Seven months ago, Orkla CEO Bjørn Wiggen announced the Norwegian conglomerate would focus on the FMCG sector, earning praise from analysts in the process. This week, Orkla stunned the market with news that Wiggen had decided to resign. Eyebrows were raised further yesterday when it emerged the boss of Orkla’s FMCG unit would also leave the business. Industry watchers believe the departures will not mean a change in direction but could suggest Orkla’s owners were frustrated with the slow progress of the company’s new strategy. Michelle Russell reports.
In the last two years, there were a series of signs that Orkla, the Norwegian conglomerate, had decided on a change in direction.
The company, which, alongside selling food, operated in a range of industrial sectors, sold metal and materials firm Elkem and forests company Borregaard Forests. In September, CEO Bjørn Wiggen met analysts and said branded goods would become Orkla’s “strategic focus”. The move was welcomed in the financial community. Asset disposals would return cash to shareholders. Moreover, a series of acquisitions in the last decade meant consumer goods accounted for a shrinking slice of revenues at the expense of assets in more cyclical sectors. A focus on FMCG would provide Orkla with more stable revenue streams, it was argued.

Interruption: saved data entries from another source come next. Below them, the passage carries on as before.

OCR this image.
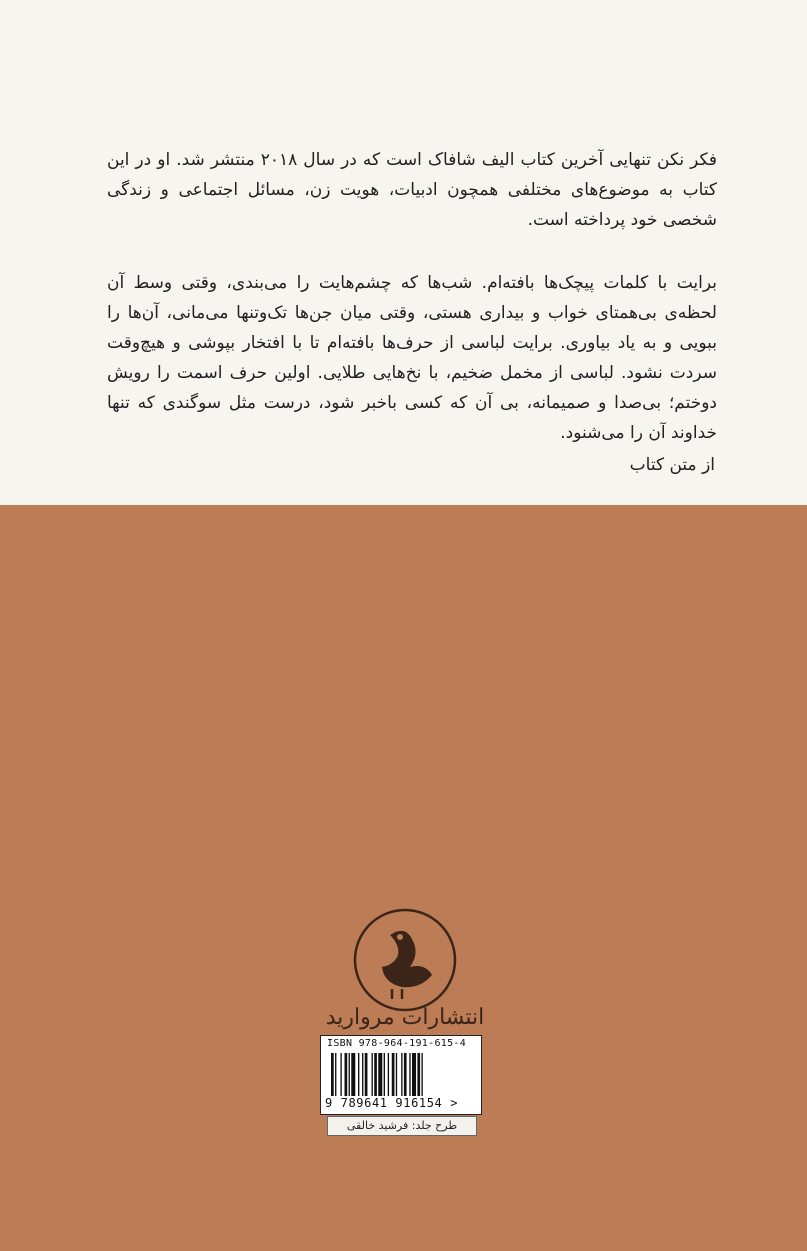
فکر نکن تنهایی آخرین کتاب الیف شافاک است که در سال ۲۰۱۸ منتشر شد. او در این کتاب به موضوع‌های مختلفی همچون ادبیات، هویت زن، مسائل اجتماعی و زندگی شخصی خود پرداخته است.
برایت با کلمات پیچک‌ها بافته‌ام. شب‌ها که چشم‌هایت را می‌بندی، وقتی وسط آن لحظه‌ی بی‌همتای خواب و بیداری هستی، وقتی میان جن‌ها تک‌وتنها می‌مانی، آن‌ها را ببویی و به یاد بیاوری. برایت لباسی از حرف‌ها بافته‌ام تا با افتخار بپوشی و هیچ‌وقت سردت نشود. لباسی از مخمل ضخیم، با نخ‌هایی طلایی. اولین حرف اسمت را رویش دوختم؛ بی‌صدا و صمیمانه، بی آن که کسی باخبر شود، درست مثل سوگندی که تنها خداوند آن را می‌شنود.
از متن کتاب
انتشارات مروارید
ISBN 978-964-191-615-4
9 789641 916154 >
طرح جلد: فرشید خالقی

However, just seven months on, Orkla this week stunned the market with the news that Wiggen had resigned amid a clash with the company’s board.

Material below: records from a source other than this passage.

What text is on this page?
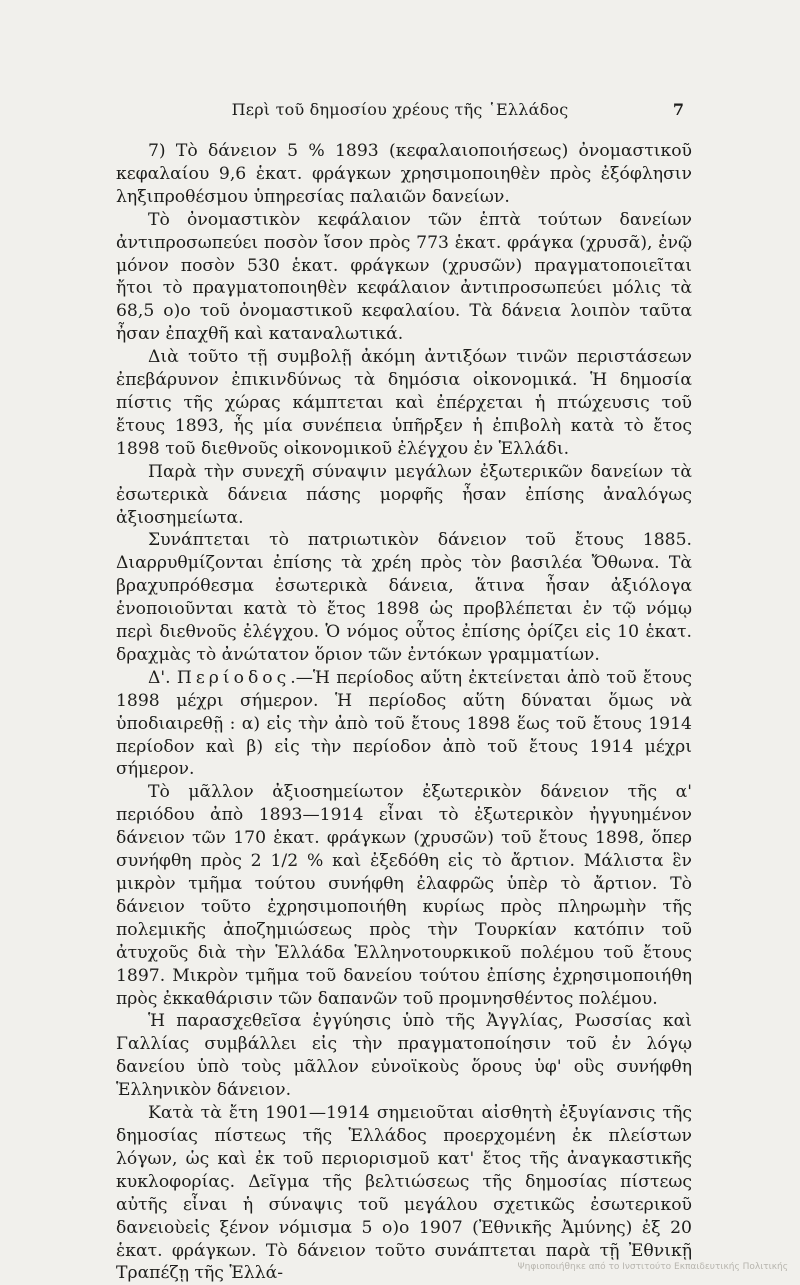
Περὶ τοῦ δημοσίου χρέους τῆς ῾Ελλάδος	7

7) Τὸ δάνειον 5 % 1893 (κεφαλαιοποιήσεως) ὀνομαστικοῦ κεφαλαίου 9,6 ἑκατ. φράγκων χρησιμοποιηθὲν πρὸς ἐξόφλησιν ληξιπροθέσμου ὑπηρεσίας παλαιῶν δανείων.

Τὸ ὀνομαστικὸν κεφάλαιον τῶν ἑπτὰ τούτων δανείων ἀντιπροσωπεύει ποσὸν ἴσον πρὸς 773 ἑκατ. φράγκα (χρυσᾶ), ἐνῷ μόνον ποσὸν 530 ἑκατ. φράγκων (χρυσῶν) πραγματοποιεῖται ἤτοι τὸ πραγματοποιηθὲν κεφάλαιον ἀντιπροσωπεύει μόλις τὰ 68,5 ο)ο τοῦ ὀνομαστικοῦ κεφαλαίου. Τὰ δάνεια λοιπὸν ταῦτα ἦσαν ἐπαχθῆ καὶ καταναλωτικά.

Διὰ τοῦτο τῇ συμβολῇ ἀκόμη ἀντιξόων τινῶν περιστάσεων ἐπεβάρυνον ἐπικινδύνως τὰ δημόσια οἰκονομικά. Ἡ δημοσία πίστις τῆς χώρας κάμπτεται καὶ ἐπέρχεται ἡ πτώχευσις τοῦ ἔτους 1893, ἧς μία συνέπεια ὑπῆρξεν ἡ ἐπιβολὴ κατὰ τὸ ἔτος 1898 τοῦ διεθνοῦς οἰκονομικοῦ ἐλέγχου ἐν Ἑλλάδι.

Παρὰ τὴν συνεχῆ σύναψιν μεγάλων ἐξωτερικῶν δανείων τὰ ἐσωτερικὰ δάνεια πάσης μορφῆς ἦσαν ἐπίσης ἀναλόγως ἀξιοσημείωτα.

Συνάπτεται τὸ πατριωτικὸν δάνειον τοῦ ἔτους 1885. Διαρρυθμίζονται ἐπίσης τὰ χρέη πρὸς τὸν βασιλέα Ὄθωνα. Τὰ βραχυπρόθεσμα ἐσωτερικὰ δάνεια, ἅτινα ἦσαν ἀξιόλογα ἑνοποιοῦνται κατὰ τὸ ἔτος 1898 ὡς προβλέπεται ἐν τῷ νόμῳ περὶ διεθνοῦς ἐλέγχου. Ὁ νόμος οὗτος ἐπίσης ὁρίζει εἰς 10 ἑκατ. δραχμὰς τὸ ἀνώτατον ὅριον τῶν ἐντόκων γραμματίων.

Δ'. Περίοδος.—Ἡ περίοδος αὕτη ἐκτείνεται ἀπὸ τοῦ ἔτους 1898 μέχρι σήμερον. Ἡ περίοδος αὕτη δύναται ὅμως νὰ ὑποδιαιρεθῇ : α) εἰς τὴν ἀπὸ τοῦ ἔτους 1898 ἕως τοῦ ἔτους 1914 περίοδον καὶ β) εἰς τὴν περίοδον ἀπὸ τοῦ ἔτους 1914 μέχρι σήμερον.

Τὸ μᾶλλον ἀξιοσημείωτον ἐξωτερικὸν δάνειον τῆς α' περιόδου ἀπὸ 1893—1914 εἶναι τὸ ἐξωτερικὸν ἠγγυημένον δάνειον τῶν 170 ἑκατ. φράγκων (χρυσῶν) τοῦ ἔτους 1898, ὅπερ συνήφθη πρὸς 2 1/2 % καὶ ἐξεδόθη εἰς τὸ ἄρτιον. Μάλιστα ἓν μικρὸν τμῆμα τούτου συνήφθη ἐλαφρῶς ὑπὲρ τὸ ἄρτιον. Τὸ δάνειον τοῦτο ἐχρησιμοποιήθη κυρίως πρὸς πληρωμὴν τῆς πολεμικῆς ἀποζημιώσεως πρὸς τὴν Τουρκίαν κατόπιν τοῦ ἀτυχοῦς διὰ τὴν Ἑλλάδα Ἑλληνοτουρκικοῦ πολέμου τοῦ ἔτους 1897. Μικρὸν τμῆμα τοῦ δανείου τούτου ἐπίσης ἐχρησιμοποιήθη πρὸς ἐκκαθάρισιν τῶν δαπανῶν τοῦ προμνησθέντος πολέμου.

Ἡ παρασχεθεῖσα ἐγγύησις ὑπὸ τῆς Ἀγγλίας, Ρωσσίας καὶ Γαλλίας συμβάλλει εἰς τὴν πραγματοποίησιν τοῦ ἐν λόγῳ δανείου ὑπὸ τοὺς μᾶλλον εὐνοϊκοὺς ὅρους ὑφ' οὓς συνήφθη Ἑλληνικὸν δάνειον.

Κατὰ τὰ ἔτη 1901—1914 σημειοῦται αἰσθητὴ ἐξυγίανσις τῆς δημοσίας πίστεως τῆς Ἑλλάδος προερχομένη ἐκ πλείστων λόγων, ὡς καὶ ἐκ τοῦ περιορισμοῦ κατ' ἔτος τῆς ἀναγκαστικῆς κυκλοφορίας. Δεῖγμα τῆς βελτιώσεως τῆς δημοσίας πίστεως αὐτῆς εἶναι ἡ σύναψις τοῦ μεγάλου σχετικῶς ἐσωτερικοῦ δανειοὺεἰς ξένον νόμισμα 5 ο)ο 1907 (Ἐθνικῆς Ἀμύνης) ἐξ 20 ἑκατ. φράγκων. Τὸ δάνειον τοῦτο συνάπτεται παρὰ τῇ Ἐθνικῇ Τραπέζῃ τῆς Ἑλλά-	Ψηφιοποιήθηκε από το Ινστιτούτο Εκπαιδευτικής Πολιτικής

Wiggen did not comment but majority shareholder and chairman Stein Erik Hagen shed some light on what was behind the resignation.
“Orkla is at a crucial stage of a demanding process of transforming the group into a pure branded goods company. The Board of Directors wishes to be more closely involved in this process. The main reason for the change of president and CEO is disagreement between the board and Bjørn Wiggen as regards ways of working,” Hagen said.
Arctic Securities analyst Kenneth Sivertsen believes majority owner and Orkla chairman Stein Erik Hagen may have wanted “a firmer grip” on the company’s strategy.
“It seems the disagreement was between the board of directors and Wiggen and the way he was working. The owners can choose whoever they want [as CEO], so if it’s not running the way the owners want it to, then it is their right to change the board.”
However, Wiggen’s exit is not the only high-profile departure at Orkla. Three days after the announcement of his resignation, eyebrows were again raised with the news that Torkild Nordberg, CEO of Orkla Brands, the company’s FMCG unit, would also leave the business.
There was no mention of any disagreement in the announcement of Nordberg’s departure, a date for which has yet to be set.
However, Carnegie analyst Preben Rasche-Olsen believes the announcement of the departure of both Wiggen and Nordberg was “absolutely a surprise”.
“In my opinion they’ve done things pretty much in the timeline they laid out a year ago so it seems a bit strange,” he told just-food.
Hagen has insisted the departure of Wiggen “entails no change in Orkla’s strategy”. Age Korsvold, Orkla’s deputy chair, has been named acting president and CEO. He said his primary task will be to “drive the transformation of Orkla into a pure branded goods company”.
Orkla pointed to Korsvold’s “many years of experience in top executive and board positions in Norwegian and international business”. Korsvold was CEO of Norwegian financial services company Storebrand from 1994 to 2000 and chief of investment firm Kistefos between 2001 and 2010.
Sievertsen says Korsvold’s appointment, even on an interim basis, suggests the Orkla board thought the company needed to implement its strategy faster.
“What is interesting is the new CEO is highly experienced in the capital markets, it could be that the board of directors thought progress was going too slow,” Sivertsen says.
Rasche-Olsen echoes Sievertsen’s comments. He believes the changes could mean Orkla soon adds to its consumer goods assets through M&A. When Wiggen announced Orkla’s new “strategic focus”, he said there were “increasing opportunities” to buy businesses. As yet, no major deal has been made. Rasche-Olsen says: “If anything, it might mean they will be a bit more aggressive on acquisitions going forward.”